Not to be confused with traditional small-molecule generics that make up 90 percent of the present market, these bioequivalents of original biotech drugs for which patent protection has expired, will play a growing role, Mr Pietrucha said.
Experts spot innovative potential among domestic players. Celon Pharma, Mabion, Adamed, and Polpharma are among the favorites. Polpharma Biologics’ modern R&D center in Gdańsk Science and Technology Park are good examples. Another local innovative firm, Adamed, has allocated zł.200 million to research and development activities over the past five years.
But the country’s generics industry can face tough competition from the Far East, warned Ms Stefańczyk. Some Polish drug companies may even relocate manufacturing there. “A different question is whether this can only be seen as an unfavorable development in the globalized world,” she added.
Michał Pilkiewicz of IMS Poland believes the price advantage will keep pharma production at home. Its cost-competitiveness, coupled with investments in new modern facilities and qualified personnel, have made Poland one of the leading exporters of innovative medicines to the Nordic countries, Benelux and Germany. Unintentionally, the new reimbursement law may only deepen this trend.
The OTC factor
According to IMS, a 7.1 percent slump in the 2012 volume of sales of OTC drugs was followed by a 6.9 percent increase in the first half of 2013, compared with the same period last year, mainly due to the flu season.
“The surge in OTC, dietary supplements and ‘lifestyle’ drugs is taking place precisely because they are not subject to the regulator’s restrictions,” said Mr Pilkiewicz. “Price, margin and discount management has remained firmly in the companies’ hands.”
Up for grabs
This means that distributors with a significant OTC share in their portfolios will gain the upper hand, while players depending on reimbursed drugs will struggle to survive. The latest purchase of ACP’s wholesale arm by Neuca is a forerunner of an expected trend of consolidation, experts said.

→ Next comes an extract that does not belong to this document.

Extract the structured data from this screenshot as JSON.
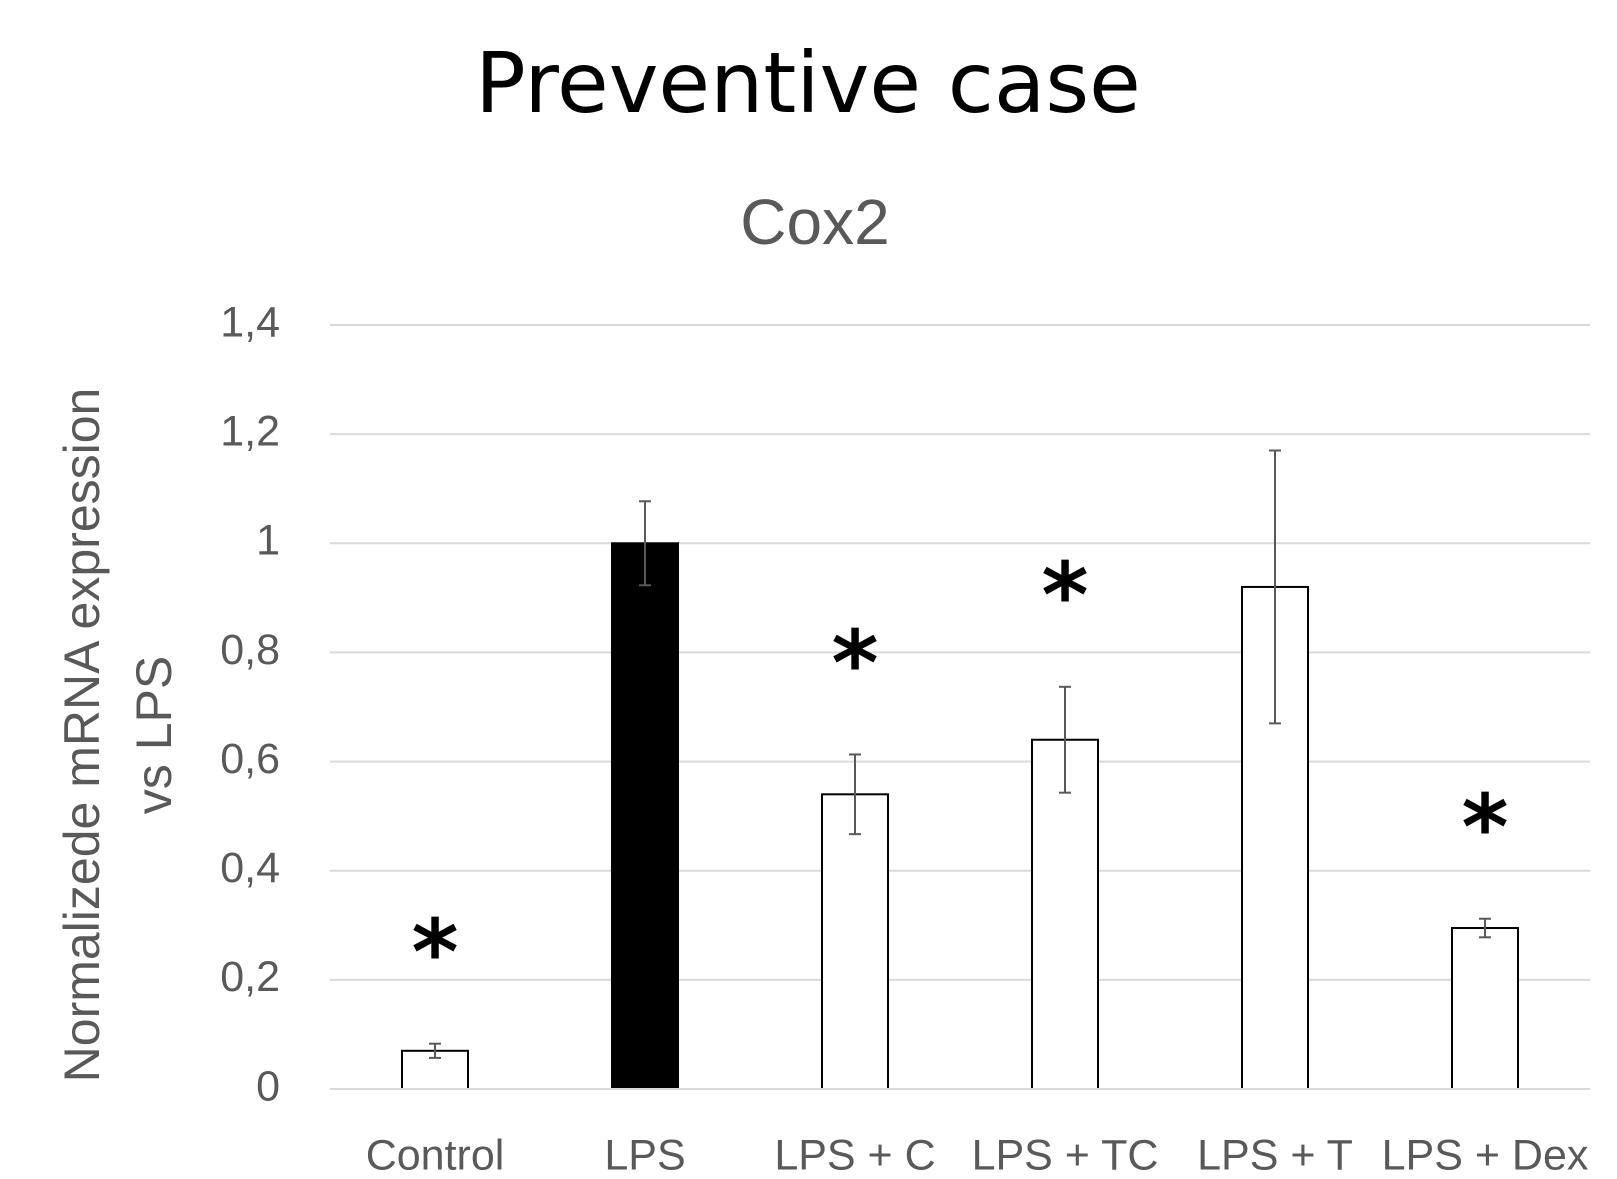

The pharmaceutical wholesale market however is already highly consolidated and stable. The dominant three full-profile wholesalers control more than 70 percent of the market, Mr Dzitko of BCC pointed out, while the consolidation of the pharmacy segment is progressing at a slower rate: most pharmacies still operate as independent entities. Mr Pilkiewicz of IMS says acquisitions of small, local pharmaceutical wholesalers are possible but this will not alter the balance of power between the top ranking wholesalers in the country.
The impact of the new law will also be felt by domestic drug producers. The government’s slashing of the reimbursement expenditure may even threaten their very existence.
“Polish domestic drug production quantitatively makes up more than 50 percent of overall drug sales,” said Dr Nowicki. That keeps prices low. But as distributors adapt to the new economic conditions and focus on products that generate big, quick returns, the market will witness a progressive dilapidation of drug offer at pharmacies, he predicts. This deteriorating condition of domestic producers must lead to continuing replacement of domestic production with imports. If that indeed happens, the result could be a twofold hike in prices – up to the current European level, he predicts.
Levied additionally with very high administrative fees that exceed the European average five- to six-fold, domestic producers have already begun switching to the production of dietary supplements, cosmetics and even non-healthcare businesses, he says.